Earthquake Damage Detected in Machu Picchu - Archaeology Magazine – Evidence of an AD 1450 earthquake that damaged Machu Picchu is seen in cracks and stone damage of the buildings. The Inca’s modified their construction techniques after the event too.

Shrinking of Utah National Monument May Threaten Bee Biodiversity | Smart News | Smithsonian – Grand Staircase-Escalante is home to 660 bee species, 84 of which live outside of protected land under changes. At a time when we know pollinators are under stress…one more reason why our Federal lands are needed as refuges from human activities that damage the environment.

Scientists Don't Stay for Long in Their Jobs Anymore: Study | The Scientist Magazine® - About half of scientists who enter a scientific discipline drop out after 5 years; in the 1960s, it was 35 years. We are probably training more people in science fields but many don’t stay in academia.

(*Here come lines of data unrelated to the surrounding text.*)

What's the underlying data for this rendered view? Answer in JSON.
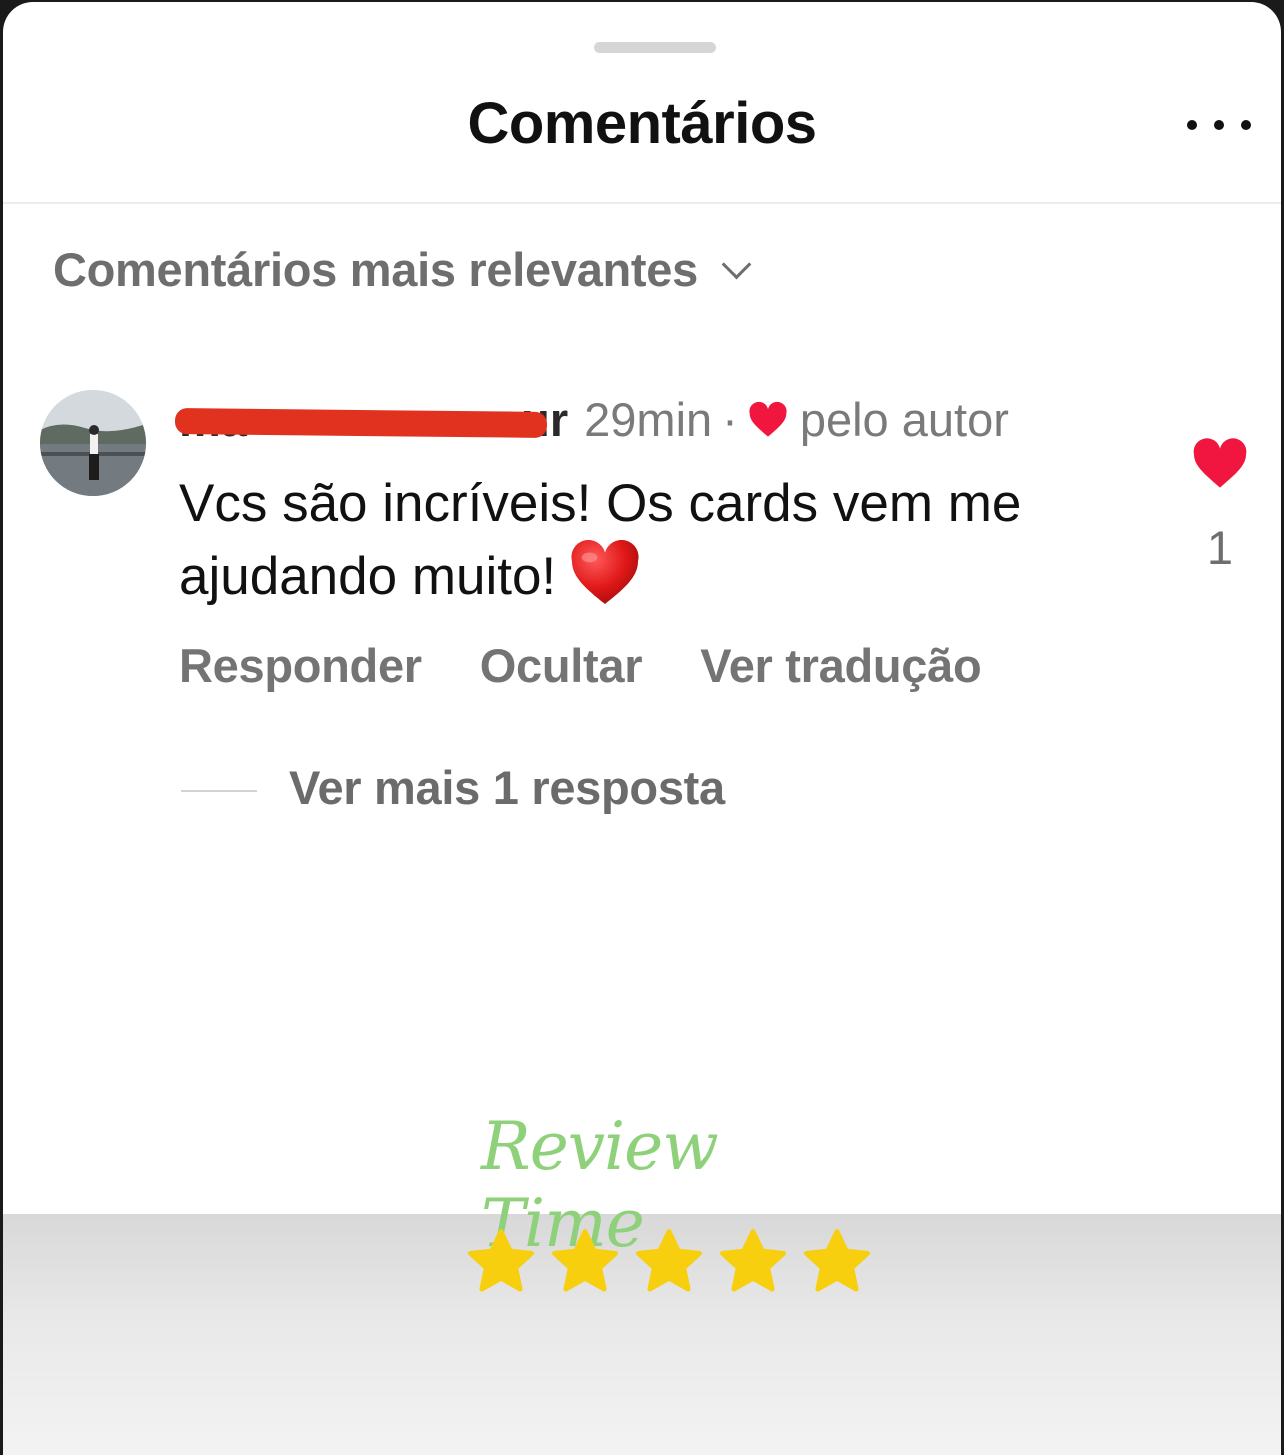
{
  "header": {
    "title": "Comentários",
    "more_icon": "more-horizontal-icon"
  },
  "sort": {
    "label": "Comentários mais relevantes",
    "icon": "chevron-down-icon"
  },
  "comment": {
    "username_visible_suffix": "ur",
    "username_redacted": true,
    "time": "29min",
    "separator": "·",
    "author_liked_label": "pelo autor",
    "text": "Vcs são incríveis! Os cards vem me ajudando muito!",
    "emoji": "red-heart-emoji",
    "like_count": "1",
    "actions": {
      "reply": "Responder",
      "hide": "Ocultar",
      "translate": "Ver tradução"
    },
    "replies_link": "Ver mais 1 resposta"
  },
  "watermark": {
    "text": "Review Time",
    "color": "#8fd17b"
  },
  "rating": {
    "stars": 5,
    "max": 5,
    "color": "#f7cf0f"
  },
  "colors": {
    "like_red": "#f0163f",
    "redaction": "#e0321f"
  }
}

This study used publishing records to determine if a person stayed ‘in the discipline.’ I’d prefer to see numbers of people that had careers in a STEM related field rather than just the one they trained in and find another metric than published papers to make the determination. There are a lot more jobs today where people use their science training that do not use ‘publication’ as a measure of success.

BBC - Future - Can we cheat ageing? – Some areas of active research to help us stay healthy longer (may or may not help us live longer).

Corn Domestication May Have Taken Thousands of Years - Archaeology Magazine – It all started 9,000 years ago in southern Mexico. The process continued in Mexico and the southwestern Amazon for several thousand years. It was a slow process.

Ring in the New Year With Dazzling Total Lunar Eclipse of a Supermoon | Smart News | Smithsonian – Hope we have good weather on January 20-21….since it should be visible from our house!